Arriving under cover of darkness on the eve of Memorial Day, the president addressed approximately 3,000 troops at a nearby hangar to thank them for their service.
"I thank you as your Commander-in-Chief because you inspire me. Your willingness to serve, to step forward at a time of war, and say 'send me,' is the reason the United States stays strong and free. Of all the honors that I have serving as President, nothing matches serving as your Commander-in-Chief.
"... Tomorrow is Memorial Day. At bases here in Afghanistan and towns across America, we will pause and we'll pay tribute to all those who've laid down their lives for our freedom. And that includes nearly 2,200 American patriots who made the ultimate sacrifice, that last, full measure of devotion, right here in Afghanistan. I know you've stood in front of those battle crosses. I know many of you carry the memories of your fallen comrades in your heart today.
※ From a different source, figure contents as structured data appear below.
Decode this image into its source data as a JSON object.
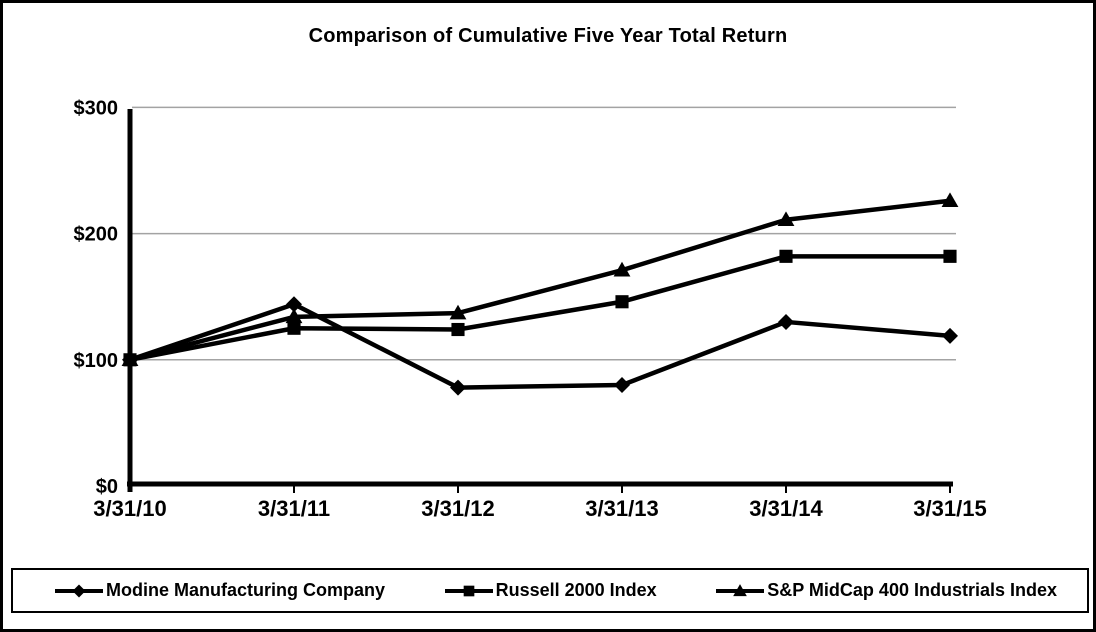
{
  "frame": {
    "background": "#ffffff",
    "border_color": "#000000"
  },
  "chart_data": {
    "type": "line",
    "title": "Comparison of Cumulative Five Year Total Return",
    "categories": [
      "3/31/10",
      "3/31/11",
      "3/31/12",
      "3/31/13",
      "3/31/14",
      "3/31/15"
    ],
    "series": [
      {
        "name": "Modine Manufacturing Company",
        "marker": "diamond",
        "color": "#000000",
        "values": [
          100,
          144,
          78,
          80,
          130,
          119
        ]
      },
      {
        "name": "Russell 2000 Index",
        "marker": "square",
        "color": "#000000",
        "values": [
          100,
          125,
          124,
          146,
          182,
          182
        ]
      },
      {
        "name": "S&P MidCap 400 Industrials Index",
        "marker": "triangle",
        "color": "#000000",
        "values": [
          100,
          134,
          137,
          171,
          211,
          226
        ]
      }
    ],
    "y_axis": {
      "ticks": [
        {
          "label": "$0",
          "value": 0
        },
        {
          "label": "$100",
          "value": 100
        },
        {
          "label": "$200",
          "value": 200
        },
        {
          "label": "$300",
          "value": 300
        }
      ],
      "range": [
        0,
        300
      ]
    },
    "x_axis": {
      "label": "",
      "tick_labels_bold": true
    },
    "grid": {
      "horizontal": true,
      "color": "#a3a3a3"
    },
    "legend_position": "bottom",
    "line_color": "#000000"
  }
}
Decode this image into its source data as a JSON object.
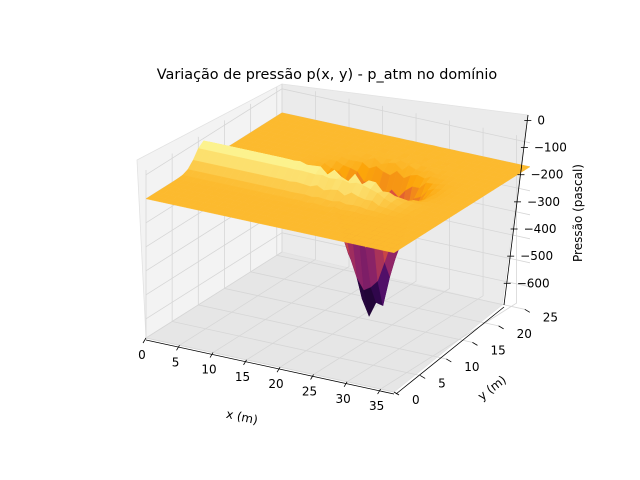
{
  "chart_data": {
    "type": "surface3d",
    "title": "Variação de pressão p(x, y) - p_atm no domínio",
    "xlabel": "x (m)",
    "ylabel": "y (m)",
    "zlabel": "Pressão (pascal)",
    "x_ticks": [
      "0",
      "5",
      "10",
      "15",
      "20",
      "25",
      "30",
      "35"
    ],
    "y_ticks": [
      "0",
      "5",
      "10",
      "15",
      "20",
      "25"
    ],
    "z_ticks": [
      "0",
      "−100",
      "−200",
      "−300",
      "−400",
      "−500",
      "−600"
    ],
    "xlim": [
      0,
      37
    ],
    "ylim": [
      0,
      26
    ],
    "zlim": [
      -680,
      20
    ],
    "colormap": "inferno",
    "surface_summary": {
      "baseline_pressure": -100,
      "minimum_pressure": -650,
      "minimum_location_x": 22,
      "minimum_location_y": 15,
      "ridge_pressure_max": 0
    }
  }
}
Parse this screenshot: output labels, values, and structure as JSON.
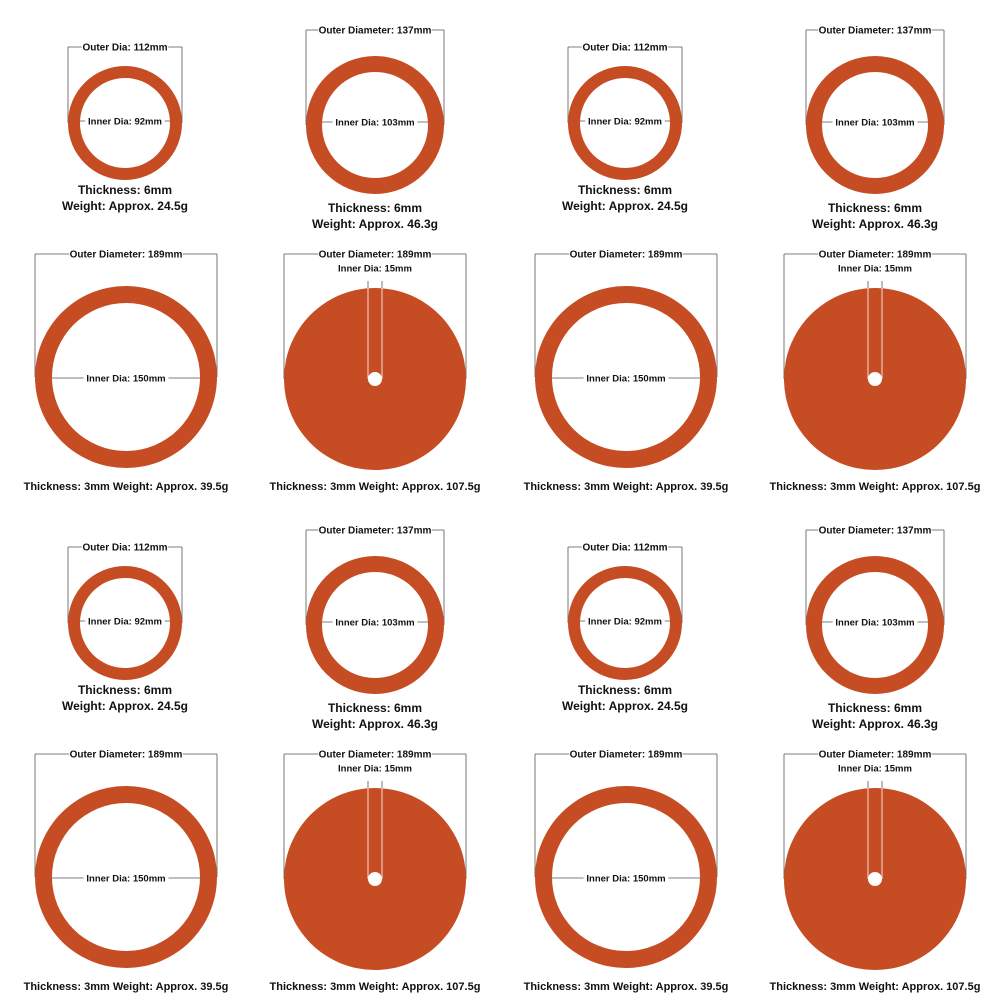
{
  "colors": {
    "gasket": "#c64d23",
    "dim_line": "#555555",
    "text": "#111111",
    "background": "#ffffff"
  },
  "gaskets": [
    {
      "type": "ring",
      "outer_label": "Outer Dia: 112mm",
      "inner_label": "Inner Dia: 92mm",
      "spec_lines": [
        "Thickness: 6mm",
        "Weight: Approx. 24.5g"
      ]
    },
    {
      "type": "ring",
      "outer_label": "Outer Diameter: 137mm",
      "inner_label": "Inner Dia: 103mm",
      "spec_lines": [
        "Thickness: 6mm",
        "Weight: Approx. 46.3g"
      ]
    },
    {
      "type": "ring",
      "outer_label": "Outer Dia: 112mm",
      "inner_label": "Inner Dia: 92mm",
      "spec_lines": [
        "Thickness: 6mm",
        "Weight: Approx. 24.5g"
      ]
    },
    {
      "type": "ring",
      "outer_label": "Outer Diameter: 137mm",
      "inner_label": "Inner Dia: 103mm",
      "spec_lines": [
        "Thickness: 6mm",
        "Weight: Approx. 46.3g"
      ]
    },
    {
      "type": "ring",
      "outer_label": "Outer Diameter: 189mm",
      "inner_label": "Inner Dia: 150mm",
      "spec_lines": [
        "Thickness: 3mm  Weight: Approx. 39.5g"
      ]
    },
    {
      "type": "disc",
      "outer_label": "Outer Diameter: 189mm",
      "inner_label": "Inner Dia: 15mm",
      "spec_lines": [
        "Thickness: 3mm  Weight: Approx. 107.5g"
      ]
    },
    {
      "type": "ring",
      "outer_label": "Outer Diameter: 189mm",
      "inner_label": "Inner Dia: 150mm",
      "spec_lines": [
        "Thickness: 3mm  Weight: Approx. 39.5g"
      ]
    },
    {
      "type": "disc",
      "outer_label": "Outer Diameter: 189mm",
      "inner_label": "Inner Dia: 15mm",
      "spec_lines": [
        "Thickness: 3mm  Weight: Approx. 107.5g"
      ]
    },
    {
      "type": "ring",
      "outer_label": "Outer Dia: 112mm",
      "inner_label": "Inner Dia: 92mm",
      "spec_lines": [
        "Thickness: 6mm",
        "Weight: Approx. 24.5g"
      ]
    },
    {
      "type": "ring",
      "outer_label": "Outer Diameter: 137mm",
      "inner_label": "Inner Dia: 103mm",
      "spec_lines": [
        "Thickness: 6mm",
        "Weight: Approx. 46.3g"
      ]
    },
    {
      "type": "ring",
      "outer_label": "Outer Dia: 112mm",
      "inner_label": "Inner Dia: 92mm",
      "spec_lines": [
        "Thickness: 6mm",
        "Weight: Approx. 24.5g"
      ]
    },
    {
      "type": "ring",
      "outer_label": "Outer Diameter: 137mm",
      "inner_label": "Inner Dia: 103mm",
      "spec_lines": [
        "Thickness: 6mm",
        "Weight: Approx. 46.3g"
      ]
    },
    {
      "type": "ring",
      "outer_label": "Outer Diameter: 189mm",
      "inner_label": "Inner Dia: 150mm",
      "spec_lines": [
        "Thickness: 3mm  Weight: Approx. 39.5g"
      ]
    },
    {
      "type": "disc",
      "outer_label": "Outer Diameter: 189mm",
      "inner_label": "Inner Dia: 15mm",
      "spec_lines": [
        "Thickness: 3mm  Weight: Approx. 107.5g"
      ]
    },
    {
      "type": "ring",
      "outer_label": "Outer Diameter: 189mm",
      "inner_label": "Inner Dia: 150mm",
      "spec_lines": [
        "Thickness: 3mm  Weight: Approx. 39.5g"
      ]
    },
    {
      "type": "disc",
      "outer_label": "Outer Diameter: 189mm",
      "inner_label": "Inner Dia: 15mm",
      "spec_lines": [
        "Thickness: 3mm  Weight: Approx. 107.5g"
      ]
    }
  ]
}
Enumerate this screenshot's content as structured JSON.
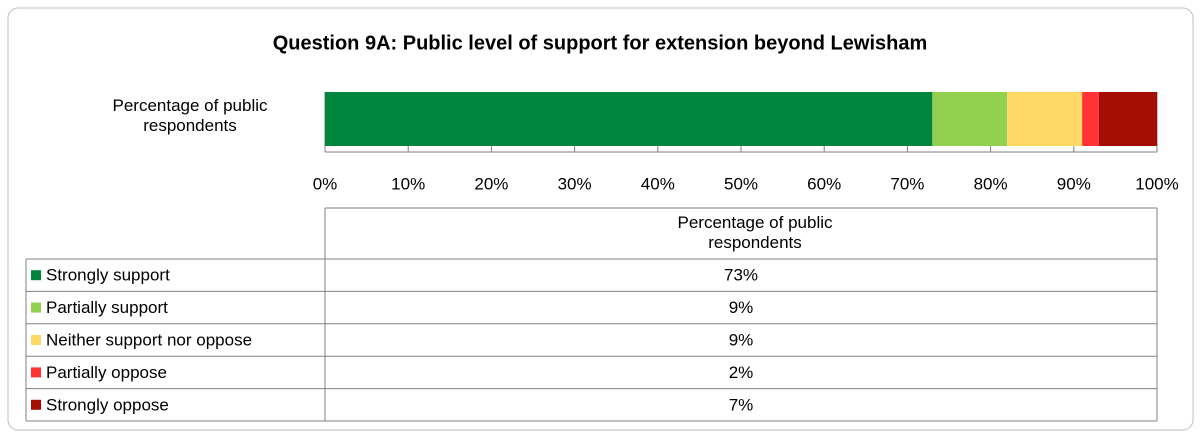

We will honor every single one of them -- not just tomorrow, but forever."
During his speech, Obama also commented on the stalled bilateral security agreement negotiations with Afghanistan.
In March, Obama had warned that absent President Hamid Karzai's signature, "The United States is moving forward with additional contingency planning" that would include the full military withdrawal of U.S. troops by the end of 2014. Now, with Karzai's tenure at an end, Obama conveyed optimism on Sunday that the next president of Afghanistan will sign the BSA.
"Once Afghanistan has sworn in its new president, I'm hopeful we will sign a bilateral security agreement that lets us move forward... We are going to make sure that Afghanistan can never again -- ever -- be used to launch a terrorist attack against our country."